When former Republican Ohio Supreme Court Chief Justice Maureen O’Connor retired from the Court at the end of 2022 after a record amount of years in service to the Buckeye State, she didn’t waste time getting back to work.

O’Connor, now 72, began her career on the state’s highest court in 2003 and retired due to constitutionally mandated age limits as the longest-serving statewide elected woman in Ohio history. She led the fight against gerrymandering during her final year on the Bench—ruling seven times that GOP-backed state legislative and congressional maps were unconstitutional. But after leaving the Court, her fight was only just beginning. After five long days of relaxation, O’Connor dove head-first into a nonpartisan, citizen-led initiative to overhaul the state’s redistricting process.

“I told people that I was gonna take four months off and do absolutely nothing, because I’ve never done that in my adult life,” O’Connor said in an interview with National Journal. “I had my first redistricting meeting on January 5, and I retired on December 31. I did not get four months off to do absolutely nothing.”

O’Connor is part of the Citizens Not Politicians campaign, which is currently in the process of collecting over 413,487 valid signatures by July 3 to place a constitutional amendment on the November ballot.

The proposed amendment would replace the current redistricting commission, led by politicians, with a 15-member citizen-led commission. The body would be composed of five Democrats, five Republicans, and five independent citizens, who represent the geographic and demographic diversity of the state, and would prohibit any current or former or politicians, political party officials, or lobbyists from serving. In addition to the new makeup of the commission, the amendment also requires “fair and impartial” congressional and state legislative maps by making it unconstitutional to draw districts that would favor or discriminate against a political party or politician, and would require the citizen commission to operate under an “open and independent process” by holding public meetings and abiding by public records laws. A similar system has been implemented in Michigan.

If the amendment makes the ballot, a vote this fall would mark the third time in nine years that Ohioans have amended the state’s redistricting process.

In 2015 and 2018, voters overwhelmingly approved two separate amendments that laid the groundwork for the current redistricting process for drawing state legislative and congressional lines. While the amendments were billed as bipartisan efforts to end partisan gerrymandering, the result was a process led by Republicans—the dominant party in the state.

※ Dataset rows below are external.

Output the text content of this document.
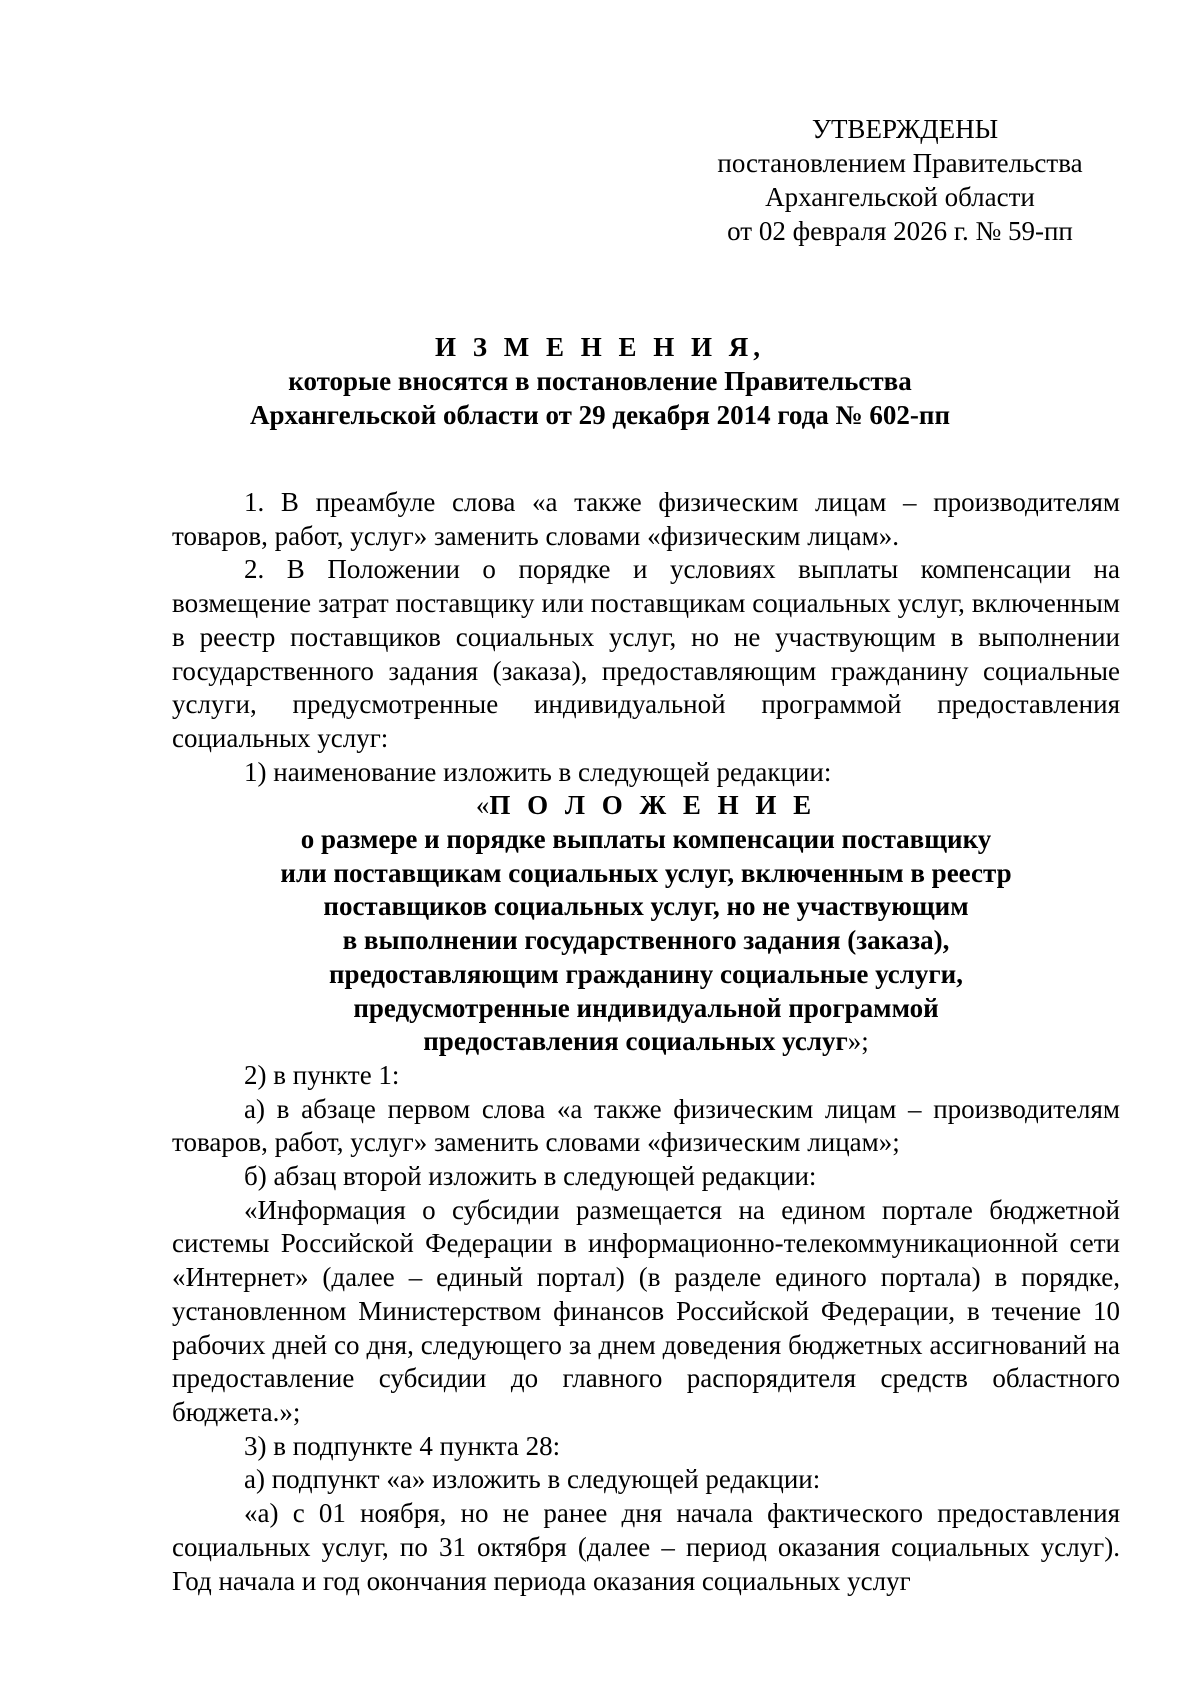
УТВЕРЖДЕНЫ
постановлением Правительства
Архангельской области
от 02 февраля 2026 г. № 59-пп
И З М Е Н Е Н И Я,
которые вносятся в постановление Правительства
Архангельской области от 29 декабря 2014 года № 602-пп

1. В преамбуле слова «а также физическим лицам – производителям товаров, работ, услуг» заменить словами «физическим лицам».

2. В Положении о порядке и условиях выплаты компенсации на возмещение затрат поставщику или поставщикам социальных услуг, включенным в реестр поставщиков социальных услуг, но не участвующим в выполнении государственного задания (заказа), предоставляющим гражданину социальные услуги, предусмотренные индивидуальной программой предоставления социальных услуг:

1) наименование изложить в следующей редакции:

«П О Л О Ж Е Н И Е
о размере и порядке выплаты компенсации поставщику
или поставщикам социальных услуг, включенным в реестр
поставщиков социальных услуг, но не участвующим
в выполнении государственного задания (заказа),
предоставляющим гражданину социальные услуги,
предусмотренные индивидуальной программой
предоставления социальных услуг»;

2) в пункте 1:

а) в абзаце первом слова «а также физическим лицам – производителям товаров, работ, услуг» заменить словами «физическим лицам»;

б) абзац второй изложить в следующей редакции:

«Информация о субсидии размещается на едином портале бюджетной системы Российской Федерации в информационно-телекоммуникационной сети «Интернет» (далее – единый портал) (в разделе единого портала) в порядке, установленном Министерством финансов Российской Федерации, в течение 10 рабочих дней со дня, следующего за днем доведения бюджетных ассигнований на предоставление субсидии до главного распорядителя средств областного бюджета.»;

3) в подпункте 4 пункта 28:

а) подпункт «а» изложить в следующей редакции:

«а) с 01 ноября, но не ранее дня начала фактического предоставления социальных услуг, по 31 октября (далее – период оказания социальных услуг). Год начала и год окончания периода оказания социальных услуг
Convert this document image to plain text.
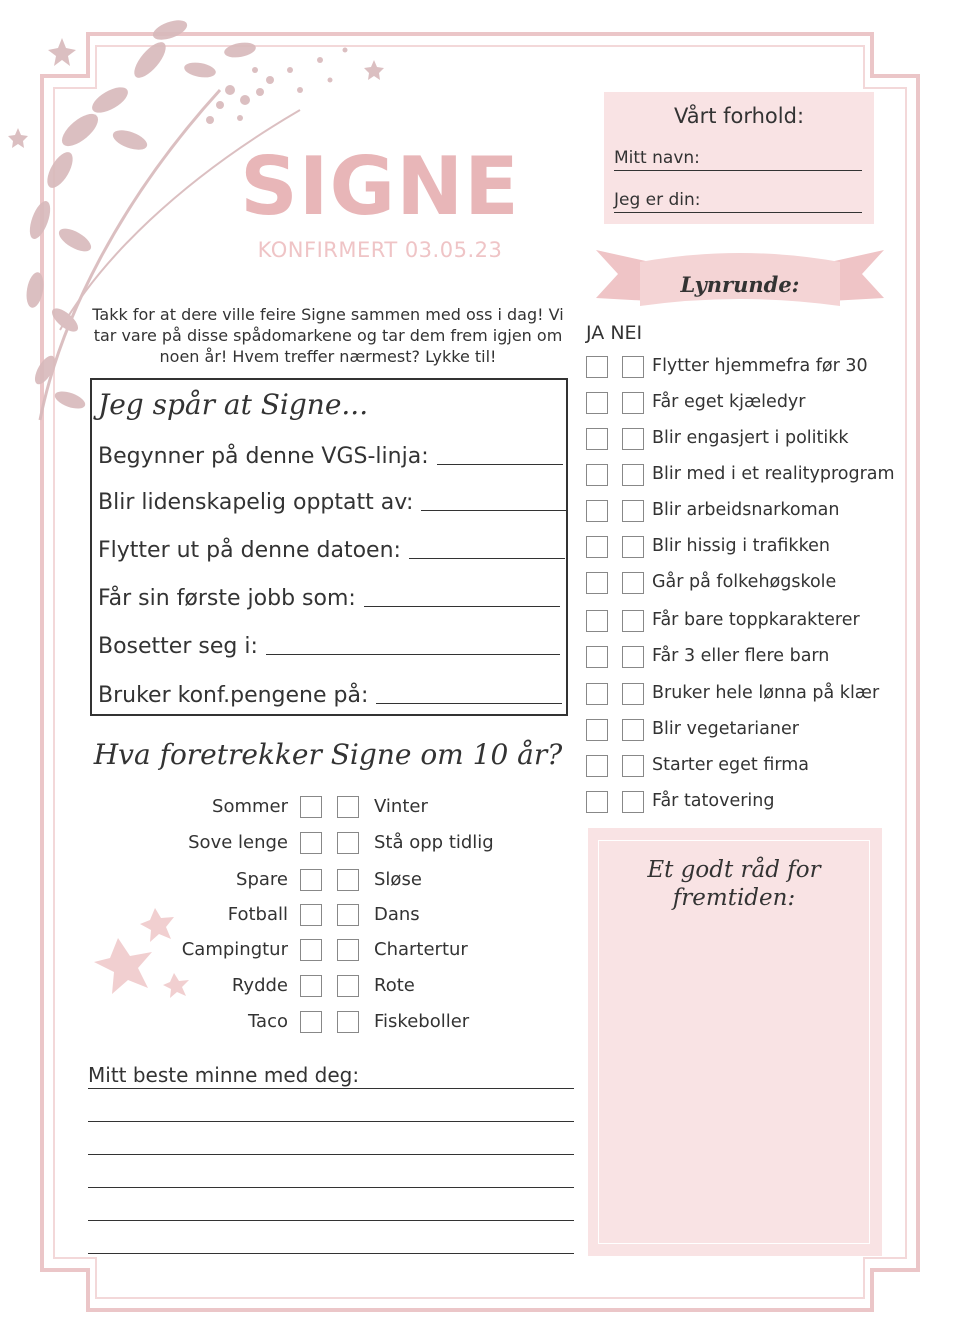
SIGNE
KONFIRMERT 03.05.23
Takk for at dere ville feire Signe sammen med oss i dag! Vi tar vare på disse spådomarkene og tar dem frem igjen om noen år! Hvem treffer nærmest? Lykke til!
Jeg spår at Signe...
Begynner på denne VGS-linja:
Blir lidenskapelig opptatt av:
Flytter ut på denne datoen:
Får sin første jobb som:
Bosetter seg i:
Bruker konf.pengene på:
Hva foretrekker Signe om 10 år?
Sommer	Vinter
Sove lenge	Stå opp tidlig
Spare	Sløse
Fotball	Dans
Campingtur	Chartertur
Rydde	Rote
Taco	Fiskeboller
Mitt beste minne med deg:
Vårt forhold:
Mitt navn:
Jeg er din:
Lynrunde:
JA NEI
Flytter hjemmefra før 30
Får eget kjæledyr
Blir engasjert i politikk
Blir med i et realityprogram
Blir arbeidsnarkoman
Blir hissig i trafikken
Går på folkehøgskole
Får bare toppkarakterer
Får 3 eller flere barn
Bruker hele lønna på klær
Blir vegetarianer
Starter eget firma
Får tatovering
Et godt råd for fremtiden:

The current seven-member redistricting commission is composed of the governor, state auditor, secretary of state, and the four general assembly majority and minority leaders, or their designees. The current system was put to the test by the most recent redistricting process that involved multiple drawings of both the legislative and congressional maps that were deemed unconstitutional by the Ohio Supreme Court.

“The amendment’s fatal flaw was its lack of an enforcement mechanism. The GOP majority simply stuck by its map, ignored the court’s orders and waited for a change in the court’s composition, which happened in the November 2022 election,” Mike Curtin, a former Democratic state representative and publisher of The Columbus Dispatch, wrote in an April opinion piece.